You can put your documentation in the README of your BYOB GitHub repository. Remember, improperly formatted information can make it very difficult to read even if it’s all accurate, so be sure to utilize markdown syntax styling/formatting.

WEEK 1: Testing & Linting

  • All endpoints need to be tested for happy AND sad paths. You should assert that proper status codes are being returned as well as appropriate response data and error messages.
  • You are expected to use a linter on this project and have 0 linting errors. You are expected to set up and configure a linter. Consider using a git hook that prevents you from committing any un-linted code.

WEEK 1: Deployment

  • Your application should be automatically deployed to Heroku via TravisCI
  • TravisCI should be running your tests and linter

WEEK 2: “Open Source” mini project

AS A MAINTAINER:

  • Your back-end application should be fully documented with SETUP instructions and CONTRIBUTING guidelines.
  • Your scrum board should be publicly viewable and several issues should be available for contributors to choose from.
  • Available issues should be thoroughly documented, giving good context and laying out clear expectations in order for contributors to have a clear idea of what to work on.
  • When contributors create a PR, conduct a thorough code review, leave comments with requests for tweaks, and eventually close or merge the PR.

AS A CONTRIBUTOR:

  • You will find an open issue to work on and communicate your intent to work on that issue to the maintainers.
  • Set up the repo according to the SETUP instructions documented in the repo you will be working on.
  • Be sure your contributions conform to the standards provided by the maintainer’s CONTRIBUTING documentation.
  • Respond to requests for updates or changes on your PR.

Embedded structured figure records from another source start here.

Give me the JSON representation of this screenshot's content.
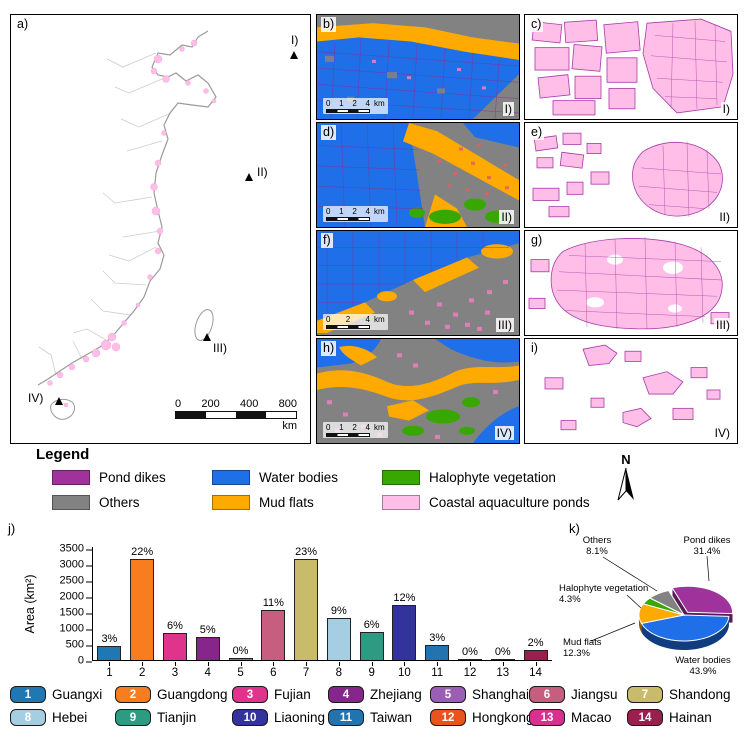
{
  "panels": {
    "a": {
      "letter": "a)",
      "markers": [
        "I)",
        "II)",
        "III)",
        "IV)"
      ],
      "scale_ticks": [
        "0",
        "200",
        "400",
        "800"
      ],
      "scale_unit": "km"
    },
    "b": {
      "letter": "b)",
      "roman": "I)",
      "scale_ticks": [
        "0",
        "1",
        "2",
        "4"
      ],
      "scale_unit": "km"
    },
    "c": {
      "letter": "c)",
      "roman": "I)"
    },
    "d": {
      "letter": "d)",
      "roman": "II)",
      "scale_ticks": [
        "0",
        "1",
        "2",
        "4"
      ],
      "scale_unit": "km"
    },
    "e": {
      "letter": "e)",
      "roman": "II)"
    },
    "f": {
      "letter": "f)",
      "roman": "III)",
      "scale_ticks": [
        "0",
        "2",
        "4"
      ],
      "scale_unit": "km"
    },
    "g": {
      "letter": "g)",
      "roman": "III)"
    },
    "h": {
      "letter": "h)",
      "roman": "IV)",
      "scale_ticks": [
        "0",
        "1",
        "2",
        "4"
      ],
      "scale_unit": "km"
    },
    "i": {
      "letter": "i)",
      "roman": "IV)"
    }
  },
  "legend": {
    "title": "Legend",
    "north_label": "N",
    "items": [
      {
        "label": "Pond dikes",
        "color": "#A0329B"
      },
      {
        "label": "Water bodies",
        "color": "#1F6FE8"
      },
      {
        "label": "Halophyte vegetation",
        "color": "#38A800"
      },
      {
        "label": "Others",
        "color": "#828282"
      },
      {
        "label": "Mud flats",
        "color": "#FFAA00"
      },
      {
        "label": "Coastal aquaculture ponds",
        "color": "#FFBEE8"
      }
    ]
  },
  "chart_data": [
    {
      "type": "bar",
      "panel_label": "j)",
      "title": "",
      "xlabel": "",
      "ylabel": "Area (km²)",
      "ylim": [
        0,
        3500
      ],
      "yticks": [
        0,
        500,
        1000,
        1500,
        2000,
        2500,
        3000,
        3500
      ],
      "grid": false,
      "categories": [
        "1",
        "2",
        "3",
        "4",
        "5",
        "6",
        "7",
        "8",
        "9",
        "10",
        "11",
        "12",
        "13",
        "14"
      ],
      "values": [
        430,
        3200,
        850,
        720,
        60,
        1550,
        3300,
        1310,
        870,
        1730,
        470,
        15,
        10,
        300
      ],
      "percent_labels": [
        "3%",
        "22%",
        "6%",
        "5%",
        "0%",
        "11%",
        "23%",
        "9%",
        "6%",
        "12%",
        "3%",
        "0%",
        "0%",
        "2%"
      ],
      "colors": [
        "#1F77B4",
        "#F87D1E",
        "#E0338C",
        "#86258A",
        "#9A5FB5",
        "#C75D7F",
        "#C8BC6A",
        "#A6CEE3",
        "#2D9B82",
        "#33339E",
        "#2374AE",
        "#E9531D",
        "#D8308F",
        "#9B1F4E"
      ]
    },
    {
      "type": "pie",
      "panel_label": "k)",
      "start_angle": 110,
      "slices": [
        {
          "name": "Pond dikes",
          "pct": 31.4,
          "color": "#A0329B",
          "explode": 6
        },
        {
          "name": "Water bodies",
          "pct": 43.9,
          "color": "#1F6FE8",
          "explode": 0
        },
        {
          "name": "Mud flats",
          "pct": 12.3,
          "color": "#FFAA00",
          "explode": 0
        },
        {
          "name": "Halophyte vegetation",
          "pct": 4.3,
          "color": "#38A800",
          "explode": 0
        },
        {
          "name": "Others",
          "pct": 8.1,
          "color": "#828282",
          "explode": 0
        }
      ],
      "labels": [
        {
          "lines": [
            "Others",
            "8.1%"
          ],
          "x": 40,
          "y": 16,
          "anchor": "middle",
          "leader": [
            46,
            30,
            100,
            64
          ]
        },
        {
          "lines": [
            "Pond dikes",
            "31.4%"
          ],
          "x": 150,
          "y": 16,
          "anchor": "middle",
          "leader": [
            150,
            29,
            152,
            54
          ]
        },
        {
          "lines": [
            "Halophyte vegetation",
            "4.3%"
          ],
          "x": 2,
          "y": 64,
          "anchor": "start",
          "leader": [
            70,
            68,
            84,
            81
          ]
        },
        {
          "lines": [
            "Mud flats",
            "12.3%"
          ],
          "x": 6,
          "y": 118,
          "anchor": "start",
          "leader": [
            34,
            114,
            78,
            96
          ]
        },
        {
          "lines": [
            "Water bodies",
            "43.9%"
          ],
          "x": 146,
          "y": 136,
          "anchor": "middle"
        }
      ]
    }
  ],
  "provinces": {
    "items": [
      {
        "num": "1",
        "name": "Guangxi",
        "color": "#1F77B4"
      },
      {
        "num": "2",
        "name": "Guangdong",
        "color": "#F87D1E"
      },
      {
        "num": "3",
        "name": "Fujian",
        "color": "#E0338C"
      },
      {
        "num": "4",
        "name": "Zhejiang",
        "color": "#86258A"
      },
      {
        "num": "5",
        "name": "Shanghai",
        "color": "#9A5FB5"
      },
      {
        "num": "6",
        "name": "Jiangsu",
        "color": "#C75D7F"
      },
      {
        "num": "7",
        "name": "Shandong",
        "color": "#C8BC6A"
      },
      {
        "num": "8",
        "name": "Hebei",
        "color": "#A6CEE3"
      },
      {
        "num": "9",
        "name": "Tianjin",
        "color": "#2D9B82"
      },
      {
        "num": "10",
        "name": "Liaoning",
        "color": "#33339E"
      },
      {
        "num": "11",
        "name": "Taiwan",
        "color": "#2374AE"
      },
      {
        "num": "12",
        "name": "Hongkong",
        "color": "#E9531D"
      },
      {
        "num": "13",
        "name": "Macao",
        "color": "#D8308F"
      },
      {
        "num": "14",
        "name": "Hainan",
        "color": "#9B1F4E"
      }
    ]
  }
}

WEEK 2: Front-End Documentation site

  • Create a separate front-end repository that will consume and document the back-end repository.
  • Provide a page that documents the available endpoints, the data that will be received, and the data the user must send.
  • The site should be interactive, allowing a developer to “try out” endpoints. Think of building out something like Postman specifically for your back-end.
  • This front-end documentation site should be a single page and can be written in Javascript, jQuery, or React.
  • The documentation site must be deployed to Heroku using continuous integration with TravisCI.

Evaluations

We will have two evaluations throughout the course of the project.

At the end of Week 1, we will have a benchmark to see whether or not the Week 1 expectations are met.

At the end of Week 2, we will have an evaluation to look over the server, the PRs from the mini open source project, and the front-end documentation site.

To pass the project, all base expectations must be met in a timely manner.


Common Gotchas with Seeding Data:

  • You’ll probably have to do some sort of data manipulation/massaging before you try to seed. Think about how YOU want YOUR data to look before just dumping the data you found into your database. Do any manipulations you need to on your dataset before trying to seed. (e.g. you might want to rename, delete, or add columns)
  • The data records you pull might already have unique IDs on them. Feel free to use these as your primary keys instead of wiping them out and creating new ones.
  • You’re going to be seeding a lot of data all at once. Recall the “Seeding Large Datasets” example from the Knex Lesson Plan and brush up on how to work with Promise.all()
  • Remember you often have to RETURN the Promises you’re using in your seed file. If you aren’t getting any errors, but your data isn’t being seeded, you’re likely forgetting a return statement.
  • If you’re trying to transform data from a CSV file, avoid using this library.